I always have one or two new poems taped up in my bathroom -- the inside of the medicine cabinet door is ideal, if you have a medicine cabinet. The idea is this: you memorize them as you brush your teeth, and the challenge of memorization encourages you to prolong your brushing sessions. This in turn improves your oral hygiene, making you more attractive, and improving the chances that you will not, in fact, find yourself still a spinster in your 73rd winter, stroking your aged cat and reciting the words of dead poets to an empty room.

Win-win!

9 comments:

Cindy Bean said...

Genius! I'm going to post my New Year's resolutions there AND try to memories Yeats' Cloths of Heaven:

Had I the heavens' embroidered cloths,

Enwrought with golden and silver light,

The blue and the dim and the dark cloths

Of night and light and the half-light,

I would spread the cloths under your feet:

But I, being poor, have only my dreams;

I have spread my dreams under your feet;

Tread softly because you tread on my dreams.

wynne said...

Well there you go being brilliant again. I really stink at memorization. (Though I can handle "Do Not Go Gentle into that Good Night" or even "Twinkle Twinkle Little Star," and once, for a class, I did memorize all of The Love Song of J. Alfred Prufrock--but all I can recall of it now is "like a patient etherized upon a table." That's it. That's all I've got left.)

And if you do end up (by some strange, sad, and sick twist of fate) end up to be a 73-year-old spinster petting your cat and quoting poetry to an empty room, I am SO coming over to bring you some ice cream, and more cats (we can entertain ourselves by shouting poetry (or just drooling and shouting in my case) at any couples walking by your window and chucking cats at them).

Anonymous said...

Beautiful poem. I need to start that medicine cabinet poem memorising again. My one poem that I know by heart minus a few words, "whose woods these are", isn't much of a crowd pleaser.
~Sharon

Marie said...

Cindy -- I love that one -- excellent choice. However, don't you go falling in love with Yeats -- Sharon's already spoken for him (yes, he was married before he died, but with such poetry of soul, perhaps a testimony of the Principle would be worth cultivating?)

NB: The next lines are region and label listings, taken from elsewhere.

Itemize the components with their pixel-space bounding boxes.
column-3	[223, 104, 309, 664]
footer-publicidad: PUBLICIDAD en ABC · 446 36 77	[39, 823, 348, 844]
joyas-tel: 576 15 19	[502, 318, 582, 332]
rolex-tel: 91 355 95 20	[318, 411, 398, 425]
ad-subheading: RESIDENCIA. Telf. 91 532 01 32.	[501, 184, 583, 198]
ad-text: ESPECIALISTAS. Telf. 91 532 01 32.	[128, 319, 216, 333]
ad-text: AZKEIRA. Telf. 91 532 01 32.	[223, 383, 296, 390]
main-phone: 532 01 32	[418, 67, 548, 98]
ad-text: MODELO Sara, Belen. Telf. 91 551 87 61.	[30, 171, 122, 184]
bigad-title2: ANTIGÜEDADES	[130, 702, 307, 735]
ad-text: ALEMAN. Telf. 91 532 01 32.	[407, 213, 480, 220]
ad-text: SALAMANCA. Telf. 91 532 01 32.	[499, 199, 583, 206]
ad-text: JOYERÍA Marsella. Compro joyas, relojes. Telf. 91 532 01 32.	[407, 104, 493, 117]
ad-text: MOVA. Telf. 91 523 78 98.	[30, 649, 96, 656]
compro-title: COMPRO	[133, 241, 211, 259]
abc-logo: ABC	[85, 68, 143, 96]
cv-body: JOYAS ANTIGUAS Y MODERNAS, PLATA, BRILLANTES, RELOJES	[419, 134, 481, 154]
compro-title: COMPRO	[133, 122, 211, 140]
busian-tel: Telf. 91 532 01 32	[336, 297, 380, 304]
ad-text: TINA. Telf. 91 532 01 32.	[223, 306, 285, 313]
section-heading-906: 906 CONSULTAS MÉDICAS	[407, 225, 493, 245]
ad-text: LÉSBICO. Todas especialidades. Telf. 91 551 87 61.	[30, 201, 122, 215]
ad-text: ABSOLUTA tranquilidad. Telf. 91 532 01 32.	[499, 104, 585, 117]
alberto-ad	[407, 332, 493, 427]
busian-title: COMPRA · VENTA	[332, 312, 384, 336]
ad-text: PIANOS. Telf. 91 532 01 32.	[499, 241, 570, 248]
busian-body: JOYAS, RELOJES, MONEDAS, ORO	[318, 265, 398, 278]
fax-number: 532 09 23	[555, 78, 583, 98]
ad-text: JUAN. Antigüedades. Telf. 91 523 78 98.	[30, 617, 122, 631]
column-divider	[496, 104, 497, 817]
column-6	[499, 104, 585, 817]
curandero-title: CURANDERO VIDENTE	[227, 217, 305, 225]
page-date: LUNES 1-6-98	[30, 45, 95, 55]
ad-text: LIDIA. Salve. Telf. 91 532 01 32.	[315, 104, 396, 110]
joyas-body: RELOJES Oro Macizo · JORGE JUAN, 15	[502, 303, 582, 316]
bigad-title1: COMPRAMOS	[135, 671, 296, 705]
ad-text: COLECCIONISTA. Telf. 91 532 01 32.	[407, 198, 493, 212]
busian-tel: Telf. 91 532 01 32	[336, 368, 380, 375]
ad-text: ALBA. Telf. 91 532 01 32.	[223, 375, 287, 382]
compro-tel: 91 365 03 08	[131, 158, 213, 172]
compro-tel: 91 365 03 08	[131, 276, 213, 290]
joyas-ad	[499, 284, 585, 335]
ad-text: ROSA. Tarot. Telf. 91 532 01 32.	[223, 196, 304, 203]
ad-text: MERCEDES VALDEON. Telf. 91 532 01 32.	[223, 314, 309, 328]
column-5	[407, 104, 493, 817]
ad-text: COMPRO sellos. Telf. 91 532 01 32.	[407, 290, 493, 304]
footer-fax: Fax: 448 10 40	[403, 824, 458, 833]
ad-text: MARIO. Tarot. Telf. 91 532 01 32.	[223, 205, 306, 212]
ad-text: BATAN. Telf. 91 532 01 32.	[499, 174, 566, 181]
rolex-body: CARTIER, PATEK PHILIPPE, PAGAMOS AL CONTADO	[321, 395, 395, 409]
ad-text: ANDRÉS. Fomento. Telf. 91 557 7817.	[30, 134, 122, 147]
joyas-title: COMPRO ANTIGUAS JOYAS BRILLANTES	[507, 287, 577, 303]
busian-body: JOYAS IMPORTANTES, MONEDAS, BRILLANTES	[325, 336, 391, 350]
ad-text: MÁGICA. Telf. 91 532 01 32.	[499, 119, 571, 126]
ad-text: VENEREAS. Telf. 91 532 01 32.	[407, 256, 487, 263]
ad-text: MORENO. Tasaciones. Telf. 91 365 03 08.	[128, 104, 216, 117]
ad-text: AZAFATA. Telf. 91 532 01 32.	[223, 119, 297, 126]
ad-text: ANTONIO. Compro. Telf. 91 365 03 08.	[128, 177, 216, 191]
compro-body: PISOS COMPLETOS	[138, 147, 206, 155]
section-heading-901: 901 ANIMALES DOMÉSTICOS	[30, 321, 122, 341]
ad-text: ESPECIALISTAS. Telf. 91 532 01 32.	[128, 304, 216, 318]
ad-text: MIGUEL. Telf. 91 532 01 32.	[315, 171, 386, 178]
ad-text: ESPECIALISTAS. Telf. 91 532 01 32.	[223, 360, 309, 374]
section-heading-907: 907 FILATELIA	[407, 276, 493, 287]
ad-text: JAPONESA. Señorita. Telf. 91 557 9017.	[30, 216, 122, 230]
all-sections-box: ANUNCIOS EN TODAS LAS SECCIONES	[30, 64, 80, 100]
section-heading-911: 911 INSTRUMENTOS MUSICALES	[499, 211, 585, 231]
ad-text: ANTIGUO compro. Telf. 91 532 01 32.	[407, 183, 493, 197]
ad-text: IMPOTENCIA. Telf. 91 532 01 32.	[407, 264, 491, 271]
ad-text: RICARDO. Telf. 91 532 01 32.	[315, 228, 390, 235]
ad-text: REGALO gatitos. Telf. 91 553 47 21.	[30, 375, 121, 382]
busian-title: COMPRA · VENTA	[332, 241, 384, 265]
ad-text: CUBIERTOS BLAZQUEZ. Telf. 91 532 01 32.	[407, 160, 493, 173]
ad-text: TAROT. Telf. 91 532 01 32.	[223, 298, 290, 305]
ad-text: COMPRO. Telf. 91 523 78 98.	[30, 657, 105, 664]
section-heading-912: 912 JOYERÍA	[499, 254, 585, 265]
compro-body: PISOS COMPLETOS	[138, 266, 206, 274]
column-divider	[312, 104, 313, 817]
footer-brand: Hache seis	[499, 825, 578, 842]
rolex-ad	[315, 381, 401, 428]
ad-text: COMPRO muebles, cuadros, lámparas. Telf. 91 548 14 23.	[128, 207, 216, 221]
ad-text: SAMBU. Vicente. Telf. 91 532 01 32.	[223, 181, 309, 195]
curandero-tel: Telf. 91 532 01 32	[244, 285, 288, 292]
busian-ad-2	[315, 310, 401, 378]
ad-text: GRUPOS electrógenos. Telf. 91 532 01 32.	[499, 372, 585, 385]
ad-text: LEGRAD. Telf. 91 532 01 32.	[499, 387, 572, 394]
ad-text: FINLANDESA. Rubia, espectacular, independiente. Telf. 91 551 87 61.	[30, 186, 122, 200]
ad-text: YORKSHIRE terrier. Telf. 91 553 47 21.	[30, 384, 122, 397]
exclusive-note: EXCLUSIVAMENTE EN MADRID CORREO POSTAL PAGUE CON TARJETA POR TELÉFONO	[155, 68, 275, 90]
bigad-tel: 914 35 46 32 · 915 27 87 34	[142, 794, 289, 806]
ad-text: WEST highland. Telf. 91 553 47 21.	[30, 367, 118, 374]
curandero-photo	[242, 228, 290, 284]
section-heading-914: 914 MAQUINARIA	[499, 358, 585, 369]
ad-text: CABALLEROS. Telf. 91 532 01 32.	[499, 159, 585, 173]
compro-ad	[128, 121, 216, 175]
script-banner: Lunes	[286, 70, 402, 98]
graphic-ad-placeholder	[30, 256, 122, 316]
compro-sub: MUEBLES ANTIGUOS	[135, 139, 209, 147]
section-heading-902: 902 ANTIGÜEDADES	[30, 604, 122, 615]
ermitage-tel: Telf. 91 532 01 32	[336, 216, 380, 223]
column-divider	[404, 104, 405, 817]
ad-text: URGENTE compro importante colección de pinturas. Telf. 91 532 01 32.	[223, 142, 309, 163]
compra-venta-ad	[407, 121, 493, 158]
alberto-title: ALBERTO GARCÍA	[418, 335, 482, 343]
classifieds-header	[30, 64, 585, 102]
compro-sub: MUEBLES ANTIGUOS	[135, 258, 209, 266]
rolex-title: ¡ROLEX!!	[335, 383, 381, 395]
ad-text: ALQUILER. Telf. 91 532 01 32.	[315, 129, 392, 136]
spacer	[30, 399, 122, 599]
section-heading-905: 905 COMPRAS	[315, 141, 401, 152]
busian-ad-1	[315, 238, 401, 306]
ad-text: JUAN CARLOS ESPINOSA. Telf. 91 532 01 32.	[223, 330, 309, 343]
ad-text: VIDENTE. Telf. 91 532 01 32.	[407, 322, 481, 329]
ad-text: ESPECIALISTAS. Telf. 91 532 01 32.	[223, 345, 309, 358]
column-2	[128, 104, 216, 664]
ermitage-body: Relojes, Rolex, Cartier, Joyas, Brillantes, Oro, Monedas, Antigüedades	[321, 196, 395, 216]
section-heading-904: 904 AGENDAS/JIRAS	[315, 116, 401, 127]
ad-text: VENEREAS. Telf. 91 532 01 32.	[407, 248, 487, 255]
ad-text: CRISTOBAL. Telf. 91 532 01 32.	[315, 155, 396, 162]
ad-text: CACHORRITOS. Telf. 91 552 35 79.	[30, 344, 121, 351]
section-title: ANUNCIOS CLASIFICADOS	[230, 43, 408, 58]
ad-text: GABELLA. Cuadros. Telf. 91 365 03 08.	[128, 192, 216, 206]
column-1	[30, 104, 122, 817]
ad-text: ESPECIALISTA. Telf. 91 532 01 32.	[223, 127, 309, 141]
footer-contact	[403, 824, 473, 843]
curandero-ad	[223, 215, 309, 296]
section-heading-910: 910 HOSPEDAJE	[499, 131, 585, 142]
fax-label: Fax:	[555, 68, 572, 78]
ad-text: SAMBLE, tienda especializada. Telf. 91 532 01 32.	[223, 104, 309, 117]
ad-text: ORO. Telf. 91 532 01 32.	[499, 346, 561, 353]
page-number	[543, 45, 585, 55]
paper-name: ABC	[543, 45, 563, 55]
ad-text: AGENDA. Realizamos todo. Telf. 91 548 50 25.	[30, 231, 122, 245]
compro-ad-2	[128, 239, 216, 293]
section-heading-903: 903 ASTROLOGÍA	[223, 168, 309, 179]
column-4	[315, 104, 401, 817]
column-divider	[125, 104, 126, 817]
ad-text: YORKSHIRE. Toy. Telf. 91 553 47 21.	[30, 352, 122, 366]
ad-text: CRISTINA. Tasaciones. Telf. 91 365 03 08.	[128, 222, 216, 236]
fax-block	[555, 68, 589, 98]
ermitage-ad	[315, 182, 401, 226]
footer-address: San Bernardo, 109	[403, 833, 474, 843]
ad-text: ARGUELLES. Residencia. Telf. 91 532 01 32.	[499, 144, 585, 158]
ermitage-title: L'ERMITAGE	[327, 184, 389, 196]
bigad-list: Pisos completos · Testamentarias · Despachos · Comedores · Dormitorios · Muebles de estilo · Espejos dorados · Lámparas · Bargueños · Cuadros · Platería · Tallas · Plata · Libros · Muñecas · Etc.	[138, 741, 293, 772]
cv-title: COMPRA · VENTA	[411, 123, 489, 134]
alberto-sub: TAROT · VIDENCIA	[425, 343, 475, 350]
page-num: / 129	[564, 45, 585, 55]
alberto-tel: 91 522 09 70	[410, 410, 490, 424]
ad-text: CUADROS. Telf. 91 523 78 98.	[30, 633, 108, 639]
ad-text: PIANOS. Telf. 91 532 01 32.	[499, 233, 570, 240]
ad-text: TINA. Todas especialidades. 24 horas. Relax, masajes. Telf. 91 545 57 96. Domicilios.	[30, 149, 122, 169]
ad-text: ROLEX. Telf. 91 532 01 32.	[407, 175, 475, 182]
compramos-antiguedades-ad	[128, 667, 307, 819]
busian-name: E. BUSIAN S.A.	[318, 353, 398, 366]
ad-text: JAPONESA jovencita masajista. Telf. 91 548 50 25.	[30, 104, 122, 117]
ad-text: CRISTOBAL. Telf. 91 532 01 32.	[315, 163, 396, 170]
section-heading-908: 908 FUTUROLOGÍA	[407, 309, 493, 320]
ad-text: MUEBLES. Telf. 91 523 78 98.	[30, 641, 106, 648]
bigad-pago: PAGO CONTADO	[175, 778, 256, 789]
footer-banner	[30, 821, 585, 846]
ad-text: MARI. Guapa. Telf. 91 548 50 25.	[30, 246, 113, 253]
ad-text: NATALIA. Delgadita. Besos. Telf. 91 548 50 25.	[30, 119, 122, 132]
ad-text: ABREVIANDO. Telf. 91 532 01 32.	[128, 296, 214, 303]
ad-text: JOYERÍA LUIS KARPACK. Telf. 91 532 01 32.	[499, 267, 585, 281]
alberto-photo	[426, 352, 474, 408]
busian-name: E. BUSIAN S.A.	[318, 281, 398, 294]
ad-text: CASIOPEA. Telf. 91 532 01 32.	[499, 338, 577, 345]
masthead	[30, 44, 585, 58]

Wynne -- Cat tossing! Do we have to wait until I'm 73? You make spinsterhood sound downright giddy! As for memorization, it only gets easier the more you do. You'd think my tiny brain would have overflowed long ago, but apparently there's a cavernous space in there, waiting to be filled with something rather than hot air. Until I have kiddie play dates and PTA meetings to file there, I may as well keep it from going moldy by packing it with pretty words. Like those silica gel packets in empty purses.

Sharon -- What about When You are Old? I decided to do that one because you had it up on your wall. And I love the Robert Frost -- again, I chose that one because you recited it so prettily. Howzabout something nice by a syphilitic opium fiend Romantic? Say, Byron or Shelley?

April said...

I KNEW that I recognized Gerard's name! I had to look at your list of memorized poems to figure it out, but I'd studied Pied Beauty in a Christianity in Literature class that I took in college. We had to bring in something from nature that was pied or dappled, then try our hands at writing a poem with the same structure as Pied Beauty. Ah, memories.

Tristi Pinkston said...

Stupid celibacy -- you totally should have this man. Totally.

Oh, and I could tell that was a phoenix in the last post, too.

Sarita said...

I was already going to say Genius! but Cindy beat me to it. Sad.

I need to read more poetry. Sad.

Unknown said...

I want a Gerard too, although mine is much more shallow. I feel like I will deserve Gerard Butler.

Gawain said...

You know, as a daily journal entry for my British Literature class my senior year of high school I actually put this very poem to music. I've always loved Mr. Manly's (by far the best of his three names) work that I have read.